Two USN Carriers in Japan?
By Christopher P. Cavas
WASHINGTON — With the US Navy stretched beyond its means to meet worldwide commitments, planners are looking at ways to get more operational time out of the ships, aircraft and sailors on hand. One solution, says an influential analyst, is to consider basing not just one, but two aircraft carriers in Japan.
A second carrier in Japan would solve all western Pacific carrier needs, Bryan Clark, a naval analyst with the Center for Strategic and Budgetary Assessments, said Tuesday, a day before presenting his findings at a Capitol Hill press conference.
“Not having the transit time from the West Coast saves about 20 percent in the deployment length,” Clark said, adding that his research shows a two-carrier force would result in a 1.4 presence factor, meaning at least one carrier would be available every month of a year, with both carriers available an additional four months.
Time offline includes maintenance and overhaul periods.
The US has maintained a forward-deployed naval force (FDNF) presence in Japan for many years, including one aircraft carrier. That ship is currently the Ronald Reagan, having relieved the George Washington late this summer. Cruisers, destroyers, mine countermeasures ships and a four-ship amphibious ready group also are based in Japan, operating from Yokosuka or Sasebo, along with the 31st Marine Expeditionary Unit in Okinawa.
Carrier Air Wing Five, based in Japan at Atsugi Naval Air Facility, would probably need to be “augmented” to serve both carriers, Clark said, but he does not see the need to add another complete air wing. The wing is moving to expanded facilities at Marine Corps Air Station Iwakuni — a larger field that could handle more aircraft, he noted.
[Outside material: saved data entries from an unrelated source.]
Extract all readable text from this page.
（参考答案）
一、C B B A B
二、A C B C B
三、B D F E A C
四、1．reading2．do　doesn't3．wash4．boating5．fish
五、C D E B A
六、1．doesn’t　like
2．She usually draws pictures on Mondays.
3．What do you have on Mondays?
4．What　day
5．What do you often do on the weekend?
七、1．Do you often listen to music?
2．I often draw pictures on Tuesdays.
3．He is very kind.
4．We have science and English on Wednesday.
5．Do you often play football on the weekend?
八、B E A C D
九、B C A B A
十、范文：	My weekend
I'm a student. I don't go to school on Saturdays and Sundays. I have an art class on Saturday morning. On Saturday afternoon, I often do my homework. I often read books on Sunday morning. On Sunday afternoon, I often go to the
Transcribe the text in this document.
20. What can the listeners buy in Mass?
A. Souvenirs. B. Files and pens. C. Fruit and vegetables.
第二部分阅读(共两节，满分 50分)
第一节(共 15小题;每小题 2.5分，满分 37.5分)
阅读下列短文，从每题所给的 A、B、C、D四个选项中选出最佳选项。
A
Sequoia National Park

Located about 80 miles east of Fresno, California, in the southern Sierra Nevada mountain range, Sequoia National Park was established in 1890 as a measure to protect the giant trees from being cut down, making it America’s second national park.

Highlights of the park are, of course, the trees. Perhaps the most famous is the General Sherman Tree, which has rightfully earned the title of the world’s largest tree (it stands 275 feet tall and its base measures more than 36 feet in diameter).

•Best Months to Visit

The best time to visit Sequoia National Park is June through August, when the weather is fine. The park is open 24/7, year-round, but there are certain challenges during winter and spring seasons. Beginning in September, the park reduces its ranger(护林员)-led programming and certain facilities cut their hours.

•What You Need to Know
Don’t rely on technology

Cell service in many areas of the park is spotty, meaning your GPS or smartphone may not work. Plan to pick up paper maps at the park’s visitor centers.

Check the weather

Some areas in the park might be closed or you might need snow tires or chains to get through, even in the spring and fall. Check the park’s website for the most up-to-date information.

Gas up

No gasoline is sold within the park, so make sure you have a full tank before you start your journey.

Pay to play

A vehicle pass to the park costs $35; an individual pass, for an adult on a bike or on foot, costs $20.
“Instead of two full wings, you could have a single augmented air wing — or two partial air wings,” Clark said. “You could also look at alternative ways to equip the air wing.” One possibility, he said, would be to outfit each wing with only three strike fighter squadrons rather than four, due to an ongoing shortage of F/18-C Hornet and F/A-18 E/F Super Hornet strike fighters.
Clark does not see the need to beef up the surface forces in Japan, other than to send an additional cruiser to provide anti-air commander escorts for the carriers.
Clark also acknowledged there are numerous political, logistical and budgetary issues with the idea.
The recommendation is included in a report released Wednesday, “Deploying Beyond Their Means,” on the effect of continuing high operational requirements on the US Navy and Marine Corps.
In addition to adding a carrier in Japan, Clark would also forward-deploy an additional amphibious ready ready group to the western Pacific, possibly in Guam, and restore carrier rotations in the Sixth Fleet’s European theater of operations — a Cold War staple that fell off with the end of that conflict and the shift in focus to the Arabian Gulf region.
The Navy is required by law to maintain an 11-ship carrier fleet, although a temporary, 10-ship level is in effect until the carrier Gerald R. Ford is commissioned next year.
While the two Japan-based carriers could handle normal Western Pacific duties, Clark said, the five west-coast based carriers would rotate in and out of the Gulf/Indian Ocean region, while the four carriers on the Atlantic coast would rotate in and out of the European theater.
Beefing up carrier presence in those regions, he said, would be “indicative of American resolve. It shows that the US is not walking away from the Asia-Pacific, and it would restore some presence to the European theater.”
There is no indication, however, that the US Navy is considering moving another flattop to Japan.
“There has absolutely been no conversation related to forward-deploying an additional carrier in Japan,” a Navy official said curtly when asked about the report.
But some on Capitol Hill might be considering the idea.
“Deploying an additional forward-based carrier to the Pacific is not a new idea, but given the demands on the carrier fleet it is an option that’s time may have finally come,” one Senate staffer said.
“Along with the benefits identified in the report, perhaps the most important one is that deploying a second carrier in the Pacific on a permanent basis would offer a real demonstration of our enduring commitment to our allies and partners in the region. We need to take a hard look at the peacetime and war-fighting benefits, associated military construction costs, and the propensity of an ally like Japan to consider a deployment like this.”